Thursday, June 28, 2007

Braising is the New Party Line


Today the Shanghai Composite Index fell more than four per cent today to 3,914.20, on fears that the Central Government will cancel a tax on interest accrued from bank deposits.

It's the latest bid by Beijing to ease the seemingly overheated stock market.

This is a stark contrast from two months ago, when every other university student to grandpa started throwing their money into stocks in the hopes of making a tidy bundle.

They put so much money in, that in May, the amount of bank deposits plunged by 278 billion yuan (US$36.2 billion), and 167 billion yuan in April. This was considered shocking as most Chinese are usually a conservative bunch and prefer to save as much money as they can.

And in the last week or so, the index hovered just past the 4,000 point mark.
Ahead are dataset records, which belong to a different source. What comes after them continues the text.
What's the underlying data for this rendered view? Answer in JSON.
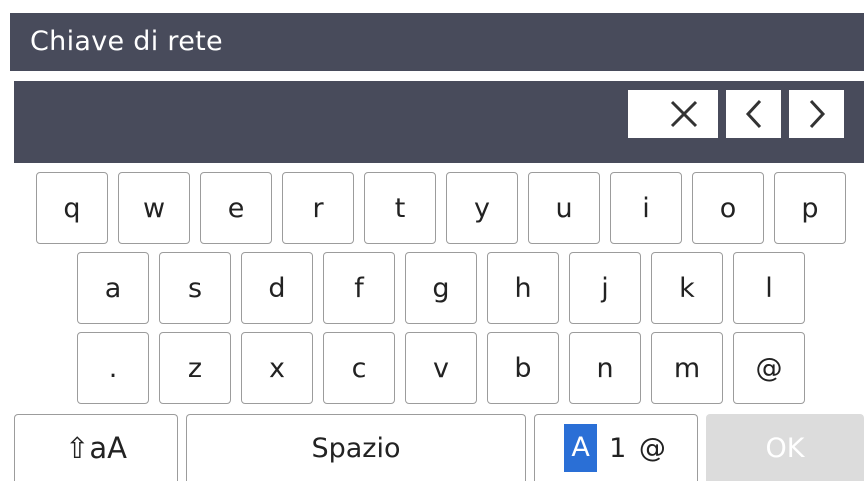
{
  "header": {
    "title": "Chiave di rete"
  },
  "input": {
    "value": ""
  },
  "keyboard": {
    "row1": [
      "q",
      "w",
      "e",
      "r",
      "t",
      "y",
      "u",
      "i",
      "o",
      "p"
    ],
    "row2": [
      "a",
      "s",
      "d",
      "f",
      "g",
      "h",
      "j",
      "k",
      "l"
    ],
    "row3": [
      ".",
      "z",
      "x",
      "c",
      "v",
      "b",
      "n",
      "m",
      "@"
    ],
    "bottom": {
      "shift_label": "⇧aA",
      "space_label": "Spazio",
      "mode_active": "A",
      "mode_rest": "1 @",
      "ok_label": "OK"
    }
  },
  "colors": {
    "header_bg": "#484b5b",
    "mode_active_bg": "#2a6fd6",
    "ok_disabled_bg": "#dcdcdc"
  }
}
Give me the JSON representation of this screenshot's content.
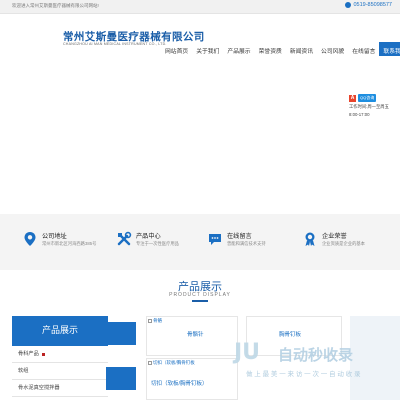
{
  "topbar": {
    "welcome": "欢迎进入常州艾斯曼医疗器械有限公司网站!",
    "phone": "0519-85098577"
  },
  "header": {
    "logo_cn": "常州艾斯曼医疗器械有限公司",
    "logo_en": "CHANGZHOU AI MAN MEDICAL INSTRUMENT CO., LTD."
  },
  "nav": {
    "items": [
      "网站首页",
      "关于我们",
      "产品展示",
      "荣誉资质",
      "新闻资讯",
      "公司风貌",
      "在线留言",
      "联系我们"
    ]
  },
  "float_panel": {
    "qq_label": "QQ咨询",
    "line1": "工作时间:周一至周五",
    "line2": "8:00-17:00"
  },
  "features": [
    {
      "title": "公司地址",
      "desc": "常州市新北区河海西路385号",
      "icon": "location-pin-icon"
    },
    {
      "title": "产品中心",
      "desc": "专注于一次性医疗用品",
      "icon": "tools-icon"
    },
    {
      "title": "在线留言",
      "desc": "曾能和满信技术支持",
      "icon": "chat-bubble-icon"
    },
    {
      "title": "企业荣誉",
      "desc": "企业资质是企业的基本",
      "icon": "award-medal-icon"
    }
  ],
  "products": {
    "title": "产品展示",
    "subtitle": "PRODUCT DISPLAY",
    "side_title": "产品展示",
    "categories": [
      "骨科产品",
      "软组",
      "骨水泥真空搅拌器"
    ],
    "cards": [
      {
        "alt": "骨骼",
        "label": "骨骼针"
      },
      {
        "alt": "胸骨钉板",
        "label": "胸骨钉板"
      },
      {
        "alt": "切扣（软板/胸骨钉板",
        "label": "切扣（软板/胸骨钉板）"
      }
    ]
  },
  "watermark": {
    "brand": "自动秒收录",
    "slogan": "做 上 最 美 一 来 访 一 次 一 自 动 收 录"
  },
  "colors": {
    "brand_blue": "#1b6fc3",
    "title_blue": "#1b5ea8",
    "feature_bg": "#f4f4f4"
  }
}
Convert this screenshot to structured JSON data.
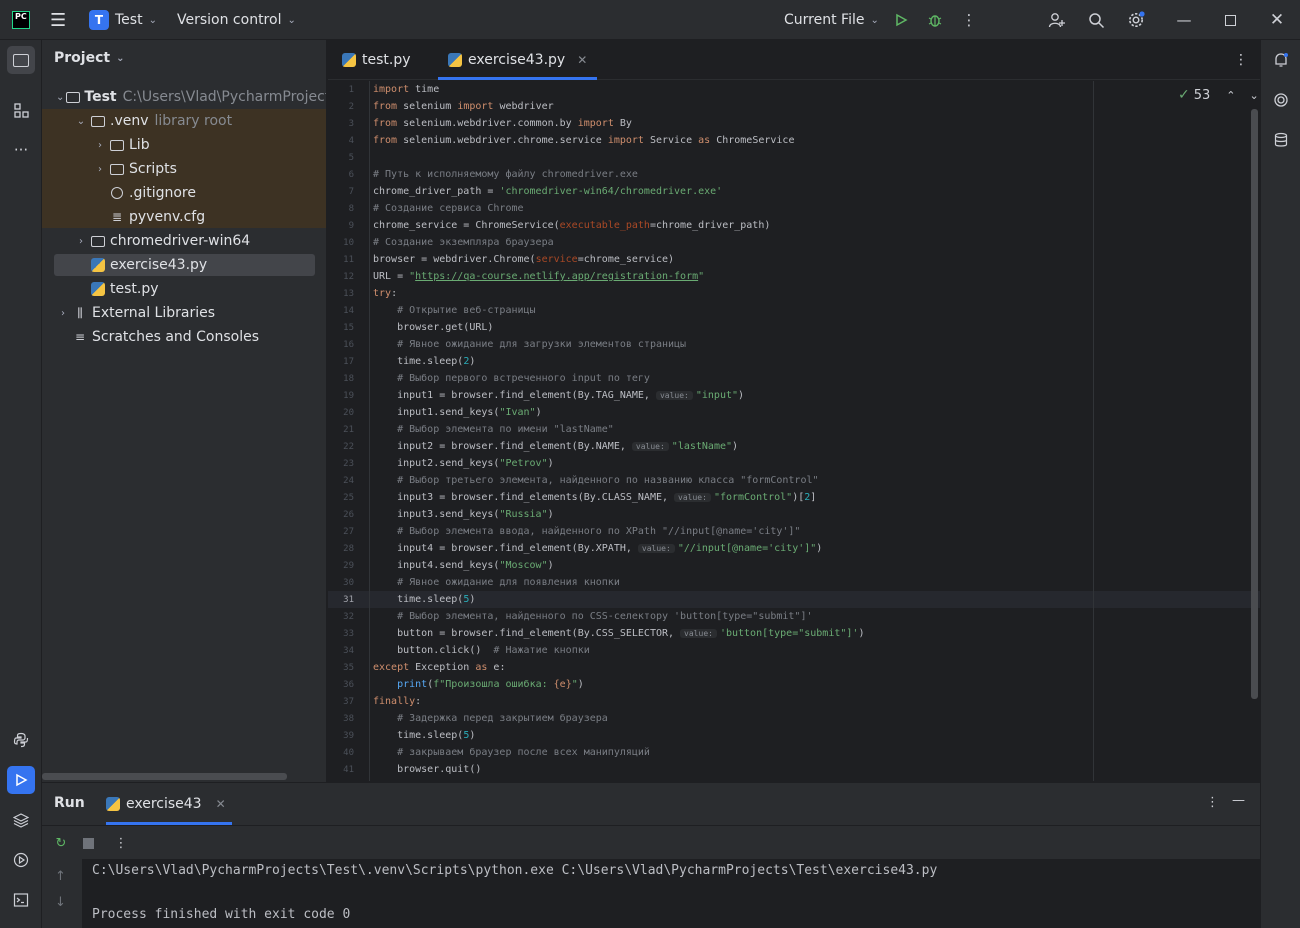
{
  "titlebar": {
    "logo": "PC",
    "project_badge": "T",
    "project_name": "Test",
    "vcs": "Version control",
    "run_config": "Current File"
  },
  "project_panel": {
    "header": "Project",
    "items": [
      {
        "label": "Test",
        "extra": "C:\\Users\\Vlad\\PycharmProjects\\Test"
      },
      {
        "label": ".venv",
        "extra": "library root"
      },
      {
        "label": "Lib"
      },
      {
        "label": "Scripts"
      },
      {
        "label": ".gitignore"
      },
      {
        "label": "pyvenv.cfg"
      },
      {
        "label": "chromedriver-win64"
      },
      {
        "label": "exercise43.py"
      },
      {
        "label": "test.py"
      },
      {
        "label": "External Libraries"
      },
      {
        "label": "Scratches and Consoles"
      }
    ]
  },
  "tabs": [
    {
      "label": "test.py"
    },
    {
      "label": "exercise43.py"
    }
  ],
  "editor": {
    "problems_count": "53",
    "current_line": 31,
    "line_numbers": [
      "1",
      "2",
      "3",
      "4",
      "5",
      "6",
      "7",
      "8",
      "9",
      "10",
      "11",
      "12",
      "13",
      "14",
      "15",
      "16",
      "17",
      "18",
      "19",
      "20",
      "21",
      "22",
      "23",
      "24",
      "25",
      "26",
      "27",
      "28",
      "29",
      "30",
      "31",
      "32",
      "33",
      "34",
      "35",
      "36",
      "37",
      "38",
      "39",
      "40",
      "41"
    ],
    "code": {
      "l1a": "import",
      "l1b": " time",
      "l2a": "from",
      "l2b": " selenium ",
      "l2c": "import",
      "l2d": " webdriver",
      "l3a": "from",
      "l3b": " selenium.webdriver.common.by ",
      "l3c": "import",
      "l3d": " By",
      "l4a": "from",
      "l4b": " selenium.webdriver.chrome.service ",
      "l4c": "import",
      "l4d": " Service ",
      "l4e": "as",
      "l4f": " ChromeService",
      "l6": "# Путь к исполняемому файлу chromedriver.exe",
      "l7a": "chrome_driver_path = ",
      "l7b": "'chromedriver-win64/chromedriver.exe'",
      "l8": "# Создание сервиса Chrome",
      "l9a": "chrome_service = ChromeService(",
      "l9b": "executable_path",
      "l9c": "=chrome_driver_path)",
      "l10": "# Создание экземпляра браузера",
      "l11a": "browser = webdriver.Chrome(",
      "l11b": "service",
      "l11c": "=chrome_service)",
      "l12a": "URL = ",
      "l12b": "\"",
      "l12c": "https://qa-course.netlify.app/registration-form",
      "l12d": "\"",
      "l13a": "try",
      "l13b": ":",
      "l14": "    # Открытие веб-страницы",
      "l15": "    browser.get(URL)",
      "l16": "    # Явное ожидание для загрузки элементов страницы",
      "l17a": "    time.sleep(",
      "l17b": "2",
      "l17c": ")",
      "l18": "    # Выбор первого встреченного input по тегу",
      "l19a": "    input1 = browser.find_element(By.TAG_NAME, ",
      "l19b": "value:",
      "l19c": "\"input\"",
      "l19d": ")",
      "l20a": "    input1.send_keys(",
      "l20b": "\"Ivan\"",
      "l20c": ")",
      "l21": "    # Выбор элемента по имени \"lastName\"",
      "l22a": "    input2 = browser.find_element(By.NAME, ",
      "l22b": "value:",
      "l22c": "\"lastName\"",
      "l22d": ")",
      "l23a": "    input2.send_keys(",
      "l23b": "\"Petrov\"",
      "l23c": ")",
      "l24": "    # Выбор третьего элемента, найденного по названию класса \"formControl\"",
      "l25a": "    input3 = browser.find_elements(By.CLASS_NAME, ",
      "l25b": "value:",
      "l25c": "\"formControl\"",
      "l25d": ")[",
      "l25e": "2",
      "l25f": "]",
      "l26a": "    input3.send_keys(",
      "l26b": "\"Russia\"",
      "l26c": ")",
      "l27": "    # Выбор элемента ввода, найденного по XPath \"//input[@name='city']\"",
      "l28a": "    input4 = browser.find_element(By.XPATH, ",
      "l28b": "value:",
      "l28c": "\"//input[@name='city']\"",
      "l28d": ")",
      "l29a": "    input4.send_keys(",
      "l29b": "\"Moscow\"",
      "l29c": ")",
      "l30": "    # Явное ожидание для появления кнопки",
      "l31a": "    time.sleep(",
      "l31b": "5",
      "l31c": ")",
      "l32": "    # Выбор элемента, найденного по CSS-селектору 'button[type=\"submit\"]'",
      "l33a": "    button = browser.find_element(By.CSS_SELECTOR, ",
      "l33b": "value:",
      "l33c": "'button[type=\"submit\"]'",
      "l33d": ")",
      "l34a": "    button.click()  ",
      "l34b": "# Нажатие кнопки",
      "l35a": "except",
      "l35b": " Exception ",
      "l35c": "as",
      "l35d": " e:",
      "l36a": "    ",
      "l36b": "print",
      "l36c": "(",
      "l36d": "f\"Произошла ошибка: ",
      "l36e": "{e}",
      "l36f": "\"",
      "l36g": ")",
      "l37a": "finally",
      "l37b": ":",
      "l38": "    # Задержка перед закрытием браузера",
      "l39a": "    time.sleep(",
      "l39b": "5",
      "l39c": ")",
      "l40": "    # закрываем браузер после всех манипуляций",
      "l41": "    browser.quit()"
    }
  },
  "run_panel": {
    "title": "Run",
    "tab": "exercise43",
    "output": [
      "C:\\Users\\Vlad\\PycharmProjects\\Test\\.venv\\Scripts\\python.exe C:\\Users\\Vlad\\PycharmProjects\\Test\\exercise43.py",
      "Process finished with exit code 0"
    ]
  },
  "colors": {
    "accent": "#3574f0",
    "keyword": "#cf8e6d",
    "string": "#6aab73",
    "number": "#2aacb8",
    "comment": "#7a7e85",
    "param": "#aa4926"
  }
}
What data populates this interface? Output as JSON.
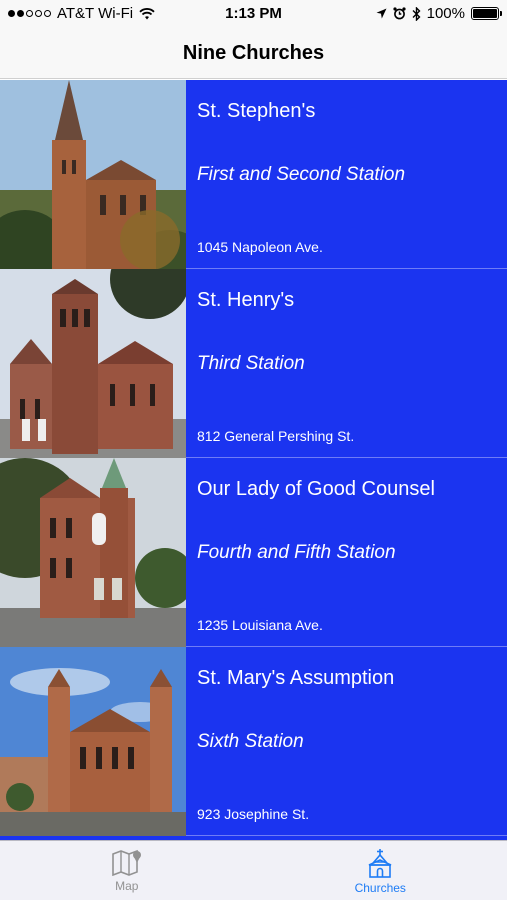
{
  "status_bar": {
    "carrier": "AT&T Wi-Fi",
    "time": "1:13 PM",
    "battery": "100%",
    "battery_level": 1.0,
    "icons": [
      "signal-dots-icon",
      "wifi-icon",
      "location-arrow-icon",
      "alarm-icon",
      "bluetooth-icon",
      "battery-icon"
    ]
  },
  "nav": {
    "title": "Nine Churches"
  },
  "churches": [
    {
      "name": "St. Stephen's",
      "station": "First and Second Station",
      "address": "1045 Napoleon Ave."
    },
    {
      "name": "St. Henry's",
      "station": "Third Station",
      "address": "812 General Pershing St."
    },
    {
      "name": "Our Lady of Good Counsel",
      "station": "Fourth and Fifth Station",
      "address": "1235 Louisiana Ave."
    },
    {
      "name": "St. Mary's Assumption",
      "station": "Sixth Station",
      "address": "923 Josephine St."
    }
  ],
  "tabs": [
    {
      "label": "Map",
      "icon": "map-icon",
      "active": false
    },
    {
      "label": "Churches",
      "icon": "church-icon",
      "active": true
    }
  ],
  "colors": {
    "list_background": "#1b34f0",
    "active_tab": "#1e7cf5",
    "inactive_tab": "#929292"
  }
}
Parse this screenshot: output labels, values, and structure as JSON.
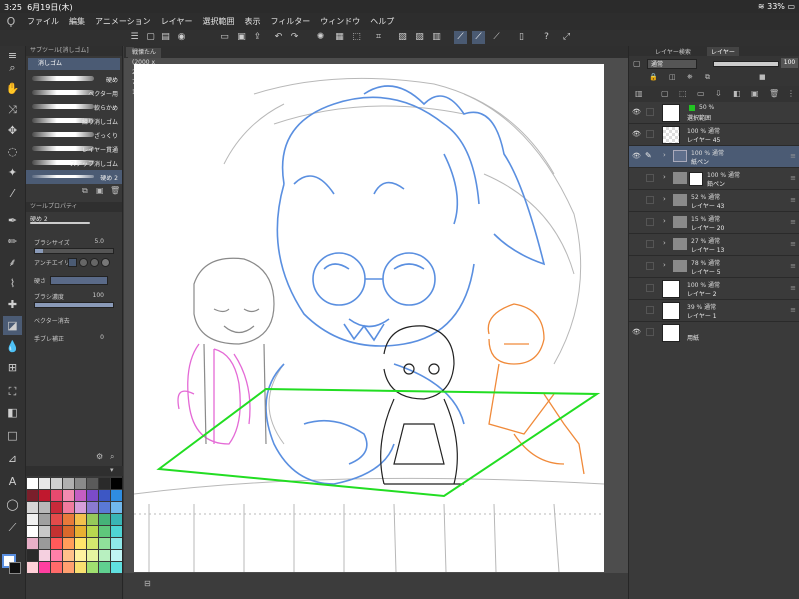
{
  "status": {
    "time": "3:25",
    "date": "6月19日(木)",
    "battery": "33%"
  },
  "menu": [
    "ファイル",
    "編集",
    "アニメーション",
    "レイヤー",
    "選択範囲",
    "表示",
    "フィルター",
    "ウィンドウ",
    "ヘルプ"
  ],
  "subtool": {
    "header": "サブツール[消しゴム]",
    "group": "消しゴム",
    "brushes": [
      {
        "label": "硬め"
      },
      {
        "label": "ベクター用"
      },
      {
        "label": "軟らかめ"
      },
      {
        "label": "練り消しゴム"
      },
      {
        "label": "ざっくり"
      },
      {
        "label": "レイヤー貫通"
      },
      {
        "label": "スナップ消しゴム"
      },
      {
        "label": "硬め 2"
      }
    ]
  },
  "toolprop": {
    "header": "ツールプロパティ",
    "preset": "硬め 2",
    "brush_size_label": "ブラシサイズ",
    "brush_size": "5.0",
    "antialias_label": "アンチエイリ",
    "hardness_label": "硬さ",
    "density_label": "ブラシ濃度",
    "density": "100",
    "vector_erase_label": "ベクター消去",
    "stabilization_label": "手ブレ補正",
    "stabilization": "0"
  },
  "palette_colors": [
    "#ffffff",
    "#e8e8e8",
    "#cfcfcf",
    "#b0b0b0",
    "#8a8a8a",
    "#5a5a5a",
    "#2a2a2a",
    "#000000",
    "#7a1f2b",
    "#c0182e",
    "#e74a6f",
    "#f28ab0",
    "#c45ec2",
    "#7b4bc9",
    "#3d57c4",
    "#2f8de0",
    "#d6d6d6",
    "#b8b8b8",
    "#c92a3a",
    "#f07b9d",
    "#d79ed9",
    "#8a7ad1",
    "#5a79d6",
    "#71b8ec",
    "#f0f0f0",
    "#a0a0a0",
    "#e34b4b",
    "#e87a3a",
    "#f2c04d",
    "#96c95a",
    "#45b378",
    "#39b5b5",
    "#ffffff",
    "#c8c8c8",
    "#c43131",
    "#d9692b",
    "#e8b032",
    "#b8d84f",
    "#5fc77b",
    "#4fd4d4",
    "#e9b0c8",
    "#9a9a9a",
    "#ff5a5a",
    "#ff9d5a",
    "#ffe46b",
    "#d3e86f",
    "#8fe09a",
    "#8fe8e8",
    "#2a2a2a",
    "#f5d0e0",
    "#ff7fa8",
    "#ffc18a",
    "#fff3a0",
    "#e6f5a0",
    "#b8f0c0",
    "#c0f5f5",
    "#ffd0d8",
    "#ff3fa0",
    "#ff6a6a",
    "#ffa070",
    "#f8e070",
    "#a0e070",
    "#60d090",
    "#60e0e0"
  ],
  "canvas": {
    "tab_title": "戦慄たん (2000 x 2000px 72dpi 112.2%)"
  },
  "layer_panel": {
    "tab_props": "レイヤー検索",
    "tab_layer": "レイヤー",
    "blend_mode": "通常",
    "opacity": "100",
    "layers": [
      {
        "line1": "50 %",
        "line2": "選択範囲",
        "type": "selection"
      },
      {
        "line1": "100 % 通常",
        "line2": "レイヤー 45",
        "type": "raster"
      },
      {
        "line1": "100 % 通常",
        "line2": "紙ペン",
        "type": "folder",
        "selected": true
      },
      {
        "line1": "100 % 通常",
        "line2": "鉛ペン",
        "type": "folder"
      },
      {
        "line1": "52 % 通常",
        "line2": "レイヤー 43",
        "type": "folder"
      },
      {
        "line1": "15 % 通常",
        "line2": "レイヤー 20",
        "type": "folder"
      },
      {
        "line1": "27 % 通常",
        "line2": "レイヤー 13",
        "type": "folder"
      },
      {
        "line1": "78 % 通常",
        "line2": "レイヤー 5",
        "type": "folder"
      },
      {
        "line1": "100 % 通常",
        "line2": "レイヤー 2",
        "type": "raster"
      },
      {
        "line1": "39 % 通常",
        "line2": "レイヤー 1",
        "type": "raster"
      },
      {
        "line1": "",
        "line2": "用紙",
        "type": "paper"
      }
    ]
  },
  "colors": {
    "accent": "#4b5b74",
    "perspective_green": "#22dd22",
    "sketch_blue": "#5a8fe0",
    "sketch_pink": "#e46ad6",
    "sketch_orange": "#f08a3a",
    "sketch_gray": "#9a9a9a"
  }
}
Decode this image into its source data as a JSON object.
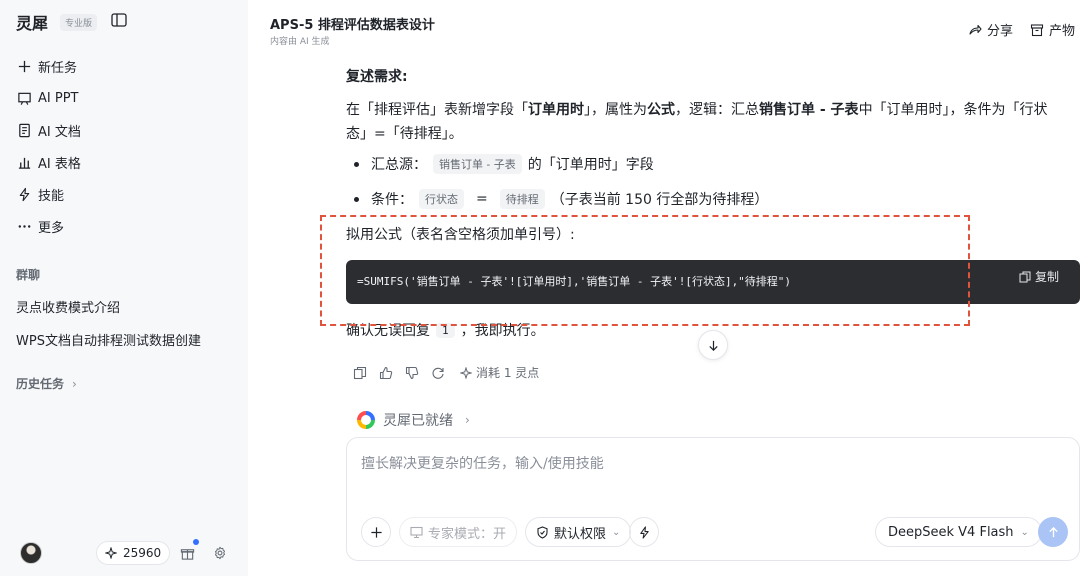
{
  "sidebar": {
    "brand": "灵犀",
    "badge": "专业版",
    "nav": [
      {
        "label": "新任务",
        "icon": "plus-icon"
      },
      {
        "label": "AI PPT",
        "icon": "presentation-icon"
      },
      {
        "label": "AI 文档",
        "icon": "document-icon"
      },
      {
        "label": "AI 表格",
        "icon": "chart-icon"
      },
      {
        "label": "技能",
        "icon": "lightning-icon"
      },
      {
        "label": "更多",
        "icon": "more-icon"
      }
    ],
    "group_title": "群聊",
    "groups": [
      "灵点收费模式介绍",
      "WPS文档自动排程测试数据创建"
    ],
    "history_title": "历史任务",
    "points": "25960"
  },
  "header": {
    "title": "APS-5 排程评估数据表设计",
    "subtitle": "内容由 AI 生成",
    "share": "分享",
    "product": "产物"
  },
  "message": {
    "heading": "复述需求:",
    "para_1": "在「排程评估」表新增字段「",
    "para_field": "订单用时",
    "para_2": "」，属性为",
    "para_attr": "公式",
    "para_3": "，逻辑：汇总",
    "para_src": "销售订单 - 子表",
    "para_4": "中「订单用时」，条件为「行状态」=「待排程」。",
    "bullet1_label": "汇总源：",
    "bullet1_chip": "销售订单 - 子表",
    "bullet1_tail": "的「订单用时」字段",
    "bullet2_label": "条件：",
    "bullet2_chip1": "行状态",
    "bullet2_eq": "=",
    "bullet2_chip2": "待排程",
    "bullet2_tail": "（子表当前 150 行全部为待排程）",
    "formula_label": "拟用公式（表名含空格须加单引号）:",
    "formula": "=SUMIFS('销售订单 - 子表'![订单用时],'销售订单 - 子表'![行状态],\"待排程\")",
    "copy": "复制",
    "confirm_1": "确认无误回复",
    "confirm_chip": "1",
    "confirm_2": "，我即执行。",
    "consume": "消耗 1 灵点"
  },
  "status": {
    "text": "灵犀已就绪"
  },
  "composer": {
    "placeholder": "擅长解决更复杂的任务，输入/使用技能",
    "expert_mode": "专家模式：开",
    "permission": "默认权限",
    "model": "DeepSeek V4 Flash"
  },
  "colors": {
    "annotation": "#e0533c",
    "code_bg": "#2b2d31",
    "send_button": "#a9c4f5"
  }
}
But the trend of "stir-frying" stocks has come to an end, with the tripling of the stamp tax on stock transactions.

And now the government is hoping individual investors will instead let their stocks simmer for a while.

It'll be interesting to see if they heed this paternal advice or think they can continue to make a quick buck or two by watching the index board all day.

1 comment:

Anonymous said...

i concur with the practice of curbbing over heated markets, be it stock or real estate. it is unhealthy to have a rapid growth in anything. if the whole populus is concentrating on making a quick buck on the stock market who is willing to work for meager wages . the chinese government is wise in cooling the market with sensble measures, that is tax to the max just like in canada.